Lo malo es que, si asumimos que el coronavirus no conoce fronteras y que lo peor está por llegar, cabe pensar que, simplemente, esa falsa imagen actual solo se entiende por las considerables carencias sanitarias y estadísticas de la mayoría de los 54 Estados africanos y por la recurrente tergiversación y opacidad de algunos gobiernos. Y si, desgraciadamente, esa previsión se cumple, la situación que presenta hoy el continente es radicalmente inquietante.
A escala nacional basta con recordar que un país de más de cinco millones de habitantes como República Centroafricana –en guerra desde 2013 y con un gobierno ausente de buena parte del territorio, hasta el punto de que el 70% de la asistencia sanitaria está en manos de ONGs– apenas cuenta con 3 respiradores, o que Sudán del Sur –también en guerra desde ese mismo año y con unos 12 millones de habitantes– solo dispone de 21 camas UCI y 4 respiradores. A escala continental, y siguiendo datos de la Organización Mundial de la Salud (OMS), la situación no mejora si se tiene en cuenta que apenas cuenta con algo menos de 5.000 camas de UCI (datos de 43 países) y 2.000 respiradores (datos de 41 países).
En esas condiciones, apelar a la gran experiencia de buena parte de los países africanos en gestionar y superar pandemias pasadas parece un activo muy escaso ante la magnitud de lo que la propia OMS y otros organismos pronostican a medio plazo. Por una parte, la Comisión Económica de las Naciones Unidas para África ya se atreve a manejar (como mejor escenario previsible) la cifra de 300.000 muertos y 29 millones de personas que se añadirán al enorme grupo de quienes ya viven por debajo de la línea de pobreza. Por otra, Bloomberg calcula que se destruirá uno de cada tres empleos en el sector de la economía informal (que ocupa a unos 440 millones de africanos).
Por eso –contando con los años y décadas perdidas en términos de desarrollo– resulta inmediato concluir que África no podrá hacer frente a este reto con sus debilitadas fuerzas. Solo una significativa y sostenida contribución internacional al esfuerzo permitirá mirar al futuro con menos angustia. El problema es que, por un lado, ya estamos asistiendo a un creciente enrocamiento nacionalista por parte de muchos gobiernos, empresas y organismos internacionales, centrados en gestionar una situación que les va a obligar a hacer sacrificios de inmediato. Por otro, incluso entre quienes más abiertamente parecen apostar por mirar también hacia fuera, conscientes de la interdependencia del mundo globalizado actual, se acumulan muchas más palabras que hechos y decisiones efectivas.

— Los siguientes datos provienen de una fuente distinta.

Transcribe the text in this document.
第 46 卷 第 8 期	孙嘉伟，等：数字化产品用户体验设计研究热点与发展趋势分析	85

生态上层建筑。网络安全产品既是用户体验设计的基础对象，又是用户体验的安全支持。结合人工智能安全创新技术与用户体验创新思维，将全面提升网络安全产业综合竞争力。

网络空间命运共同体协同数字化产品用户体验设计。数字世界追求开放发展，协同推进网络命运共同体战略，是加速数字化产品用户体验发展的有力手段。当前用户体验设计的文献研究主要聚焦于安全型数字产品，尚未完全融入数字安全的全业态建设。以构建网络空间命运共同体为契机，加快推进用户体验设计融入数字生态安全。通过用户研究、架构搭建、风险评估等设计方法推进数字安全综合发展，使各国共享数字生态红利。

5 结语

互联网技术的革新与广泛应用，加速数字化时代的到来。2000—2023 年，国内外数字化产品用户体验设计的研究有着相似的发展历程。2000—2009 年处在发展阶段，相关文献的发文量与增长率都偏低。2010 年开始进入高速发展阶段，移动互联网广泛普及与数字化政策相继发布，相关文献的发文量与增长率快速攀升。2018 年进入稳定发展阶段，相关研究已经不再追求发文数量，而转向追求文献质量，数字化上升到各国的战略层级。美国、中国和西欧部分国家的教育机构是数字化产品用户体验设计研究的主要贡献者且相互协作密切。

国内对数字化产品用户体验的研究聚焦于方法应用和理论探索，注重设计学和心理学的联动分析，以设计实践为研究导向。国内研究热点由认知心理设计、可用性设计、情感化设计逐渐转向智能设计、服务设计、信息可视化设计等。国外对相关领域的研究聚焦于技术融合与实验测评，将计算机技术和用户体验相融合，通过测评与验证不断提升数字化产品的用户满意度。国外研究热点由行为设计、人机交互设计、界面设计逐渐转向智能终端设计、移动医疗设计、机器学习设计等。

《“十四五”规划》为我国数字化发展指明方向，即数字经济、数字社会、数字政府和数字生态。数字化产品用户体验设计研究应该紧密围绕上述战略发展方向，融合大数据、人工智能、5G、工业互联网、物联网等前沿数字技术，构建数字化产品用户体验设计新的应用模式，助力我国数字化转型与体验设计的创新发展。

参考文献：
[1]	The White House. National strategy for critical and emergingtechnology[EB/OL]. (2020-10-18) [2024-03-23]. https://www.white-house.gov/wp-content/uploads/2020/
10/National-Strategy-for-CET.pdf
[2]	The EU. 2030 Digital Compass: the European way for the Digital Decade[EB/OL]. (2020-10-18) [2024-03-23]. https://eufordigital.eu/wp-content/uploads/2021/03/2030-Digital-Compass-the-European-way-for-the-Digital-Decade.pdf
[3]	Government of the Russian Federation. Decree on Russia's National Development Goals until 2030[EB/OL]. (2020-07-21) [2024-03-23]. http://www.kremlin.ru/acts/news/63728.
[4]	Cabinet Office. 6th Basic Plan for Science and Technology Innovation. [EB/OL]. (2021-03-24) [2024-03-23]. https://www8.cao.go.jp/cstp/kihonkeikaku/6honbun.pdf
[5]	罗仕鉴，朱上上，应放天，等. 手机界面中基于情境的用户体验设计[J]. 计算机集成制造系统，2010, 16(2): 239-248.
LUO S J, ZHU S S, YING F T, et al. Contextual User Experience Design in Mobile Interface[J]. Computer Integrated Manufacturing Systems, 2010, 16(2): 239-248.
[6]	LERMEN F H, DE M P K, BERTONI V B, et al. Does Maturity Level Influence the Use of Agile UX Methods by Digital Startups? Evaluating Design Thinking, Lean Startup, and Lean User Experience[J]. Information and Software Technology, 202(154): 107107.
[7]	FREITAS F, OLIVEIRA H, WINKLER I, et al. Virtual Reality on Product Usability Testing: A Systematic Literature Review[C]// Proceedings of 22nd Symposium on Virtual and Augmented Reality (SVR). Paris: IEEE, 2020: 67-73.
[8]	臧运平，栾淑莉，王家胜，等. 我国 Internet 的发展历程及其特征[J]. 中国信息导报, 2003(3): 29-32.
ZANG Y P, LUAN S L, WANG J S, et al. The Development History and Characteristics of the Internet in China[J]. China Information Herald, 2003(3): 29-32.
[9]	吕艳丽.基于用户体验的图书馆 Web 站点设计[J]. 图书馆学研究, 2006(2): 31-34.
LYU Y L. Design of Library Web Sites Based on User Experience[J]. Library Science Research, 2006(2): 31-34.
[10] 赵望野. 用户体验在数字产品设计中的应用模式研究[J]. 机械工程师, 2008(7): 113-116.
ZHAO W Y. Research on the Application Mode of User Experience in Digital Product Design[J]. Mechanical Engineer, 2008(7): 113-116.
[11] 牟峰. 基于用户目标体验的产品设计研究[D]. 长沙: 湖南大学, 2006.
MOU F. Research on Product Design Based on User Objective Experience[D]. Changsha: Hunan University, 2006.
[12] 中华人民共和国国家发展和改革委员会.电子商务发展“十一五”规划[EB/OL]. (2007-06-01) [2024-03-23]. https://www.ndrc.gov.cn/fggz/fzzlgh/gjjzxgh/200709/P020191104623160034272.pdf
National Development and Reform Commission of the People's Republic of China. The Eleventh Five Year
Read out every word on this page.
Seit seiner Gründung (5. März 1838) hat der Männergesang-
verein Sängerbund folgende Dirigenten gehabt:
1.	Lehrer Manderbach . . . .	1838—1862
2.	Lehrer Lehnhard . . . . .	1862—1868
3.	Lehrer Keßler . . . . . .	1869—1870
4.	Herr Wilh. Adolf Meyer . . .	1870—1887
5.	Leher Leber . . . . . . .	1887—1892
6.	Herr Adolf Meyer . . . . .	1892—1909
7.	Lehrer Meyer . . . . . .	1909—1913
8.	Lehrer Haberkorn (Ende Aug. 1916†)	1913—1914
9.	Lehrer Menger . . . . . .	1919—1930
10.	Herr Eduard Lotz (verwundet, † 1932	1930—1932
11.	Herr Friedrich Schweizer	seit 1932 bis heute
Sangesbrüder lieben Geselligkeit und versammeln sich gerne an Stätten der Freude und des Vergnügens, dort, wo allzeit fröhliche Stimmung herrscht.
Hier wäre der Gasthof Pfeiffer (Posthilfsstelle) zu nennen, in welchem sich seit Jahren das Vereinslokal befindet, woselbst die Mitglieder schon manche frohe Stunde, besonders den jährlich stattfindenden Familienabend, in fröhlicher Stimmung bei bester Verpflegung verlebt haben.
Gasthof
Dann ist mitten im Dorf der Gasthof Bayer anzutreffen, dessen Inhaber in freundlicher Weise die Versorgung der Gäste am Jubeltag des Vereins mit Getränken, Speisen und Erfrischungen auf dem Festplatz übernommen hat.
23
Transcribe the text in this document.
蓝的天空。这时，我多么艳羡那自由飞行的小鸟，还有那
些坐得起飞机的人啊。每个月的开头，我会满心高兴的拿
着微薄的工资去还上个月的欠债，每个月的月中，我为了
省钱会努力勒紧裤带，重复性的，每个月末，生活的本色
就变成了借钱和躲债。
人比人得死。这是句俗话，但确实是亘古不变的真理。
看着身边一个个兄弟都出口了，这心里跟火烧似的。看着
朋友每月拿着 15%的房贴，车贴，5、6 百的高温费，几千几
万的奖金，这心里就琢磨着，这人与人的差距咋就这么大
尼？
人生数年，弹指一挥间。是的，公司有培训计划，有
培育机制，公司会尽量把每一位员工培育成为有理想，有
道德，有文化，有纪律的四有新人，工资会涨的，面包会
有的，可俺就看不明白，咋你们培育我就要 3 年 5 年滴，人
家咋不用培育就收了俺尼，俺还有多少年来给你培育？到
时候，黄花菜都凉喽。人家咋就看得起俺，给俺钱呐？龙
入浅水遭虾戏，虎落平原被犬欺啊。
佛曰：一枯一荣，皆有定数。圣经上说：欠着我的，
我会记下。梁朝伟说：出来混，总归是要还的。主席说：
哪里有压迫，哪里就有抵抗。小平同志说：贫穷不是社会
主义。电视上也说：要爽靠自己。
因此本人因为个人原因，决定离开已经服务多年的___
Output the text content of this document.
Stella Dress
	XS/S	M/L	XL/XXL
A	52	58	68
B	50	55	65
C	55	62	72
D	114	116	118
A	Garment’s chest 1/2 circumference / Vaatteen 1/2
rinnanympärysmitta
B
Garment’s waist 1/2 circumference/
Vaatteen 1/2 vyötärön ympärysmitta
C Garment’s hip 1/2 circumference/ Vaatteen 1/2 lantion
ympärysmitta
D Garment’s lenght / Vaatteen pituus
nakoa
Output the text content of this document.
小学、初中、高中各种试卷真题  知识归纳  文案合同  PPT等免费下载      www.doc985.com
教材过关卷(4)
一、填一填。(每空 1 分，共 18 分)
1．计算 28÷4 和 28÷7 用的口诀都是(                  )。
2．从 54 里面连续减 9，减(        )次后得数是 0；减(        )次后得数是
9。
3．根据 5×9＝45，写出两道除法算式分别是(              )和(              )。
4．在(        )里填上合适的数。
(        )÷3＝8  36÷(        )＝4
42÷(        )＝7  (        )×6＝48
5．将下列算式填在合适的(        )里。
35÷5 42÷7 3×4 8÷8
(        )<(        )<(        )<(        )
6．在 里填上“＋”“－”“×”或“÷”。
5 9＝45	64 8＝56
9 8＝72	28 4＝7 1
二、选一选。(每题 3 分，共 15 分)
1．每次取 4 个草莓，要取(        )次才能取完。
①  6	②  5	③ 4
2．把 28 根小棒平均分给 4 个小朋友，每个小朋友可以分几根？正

La lista va aumentando con llamadas de atención y apelaciones a la solidaridad internacional con África. Pero, de momento, solo tenemos promesas y peticiones como la que han presentado dieciocho jefes de Estado y de gobierno europeos (entre los que figuran los principales mandatarios de Alemania, España, Francia e Italia) y africanos para que se dediquen (¿quién?, ¿cómo?, ¿cuándo?) 100.000 millones de dólares de ayuda y un alivio generalizado de la deuda. Y sobre esa última cuestión también el pasado día 15 de abril el G20 acaba de anunciar su intención (que no equivale a su implementación) de aplicar una moratoria (es decir, un aplazamiento de algo que hay que pagar en cualquier caso más adelante) de 12 meses por un total de 18.000 millones de dólares a 76 países no desarrollados (40 de ellos africanos).
A falta de otras palancas que hasta ahora apenas han activado voluntades políticas suficientes, se trata probar con el egoísmo inteligente: ayudarles para ayudarnos a salir mejor de esta excepcional y crítica situación. Ojalá no sea pedir demasiado.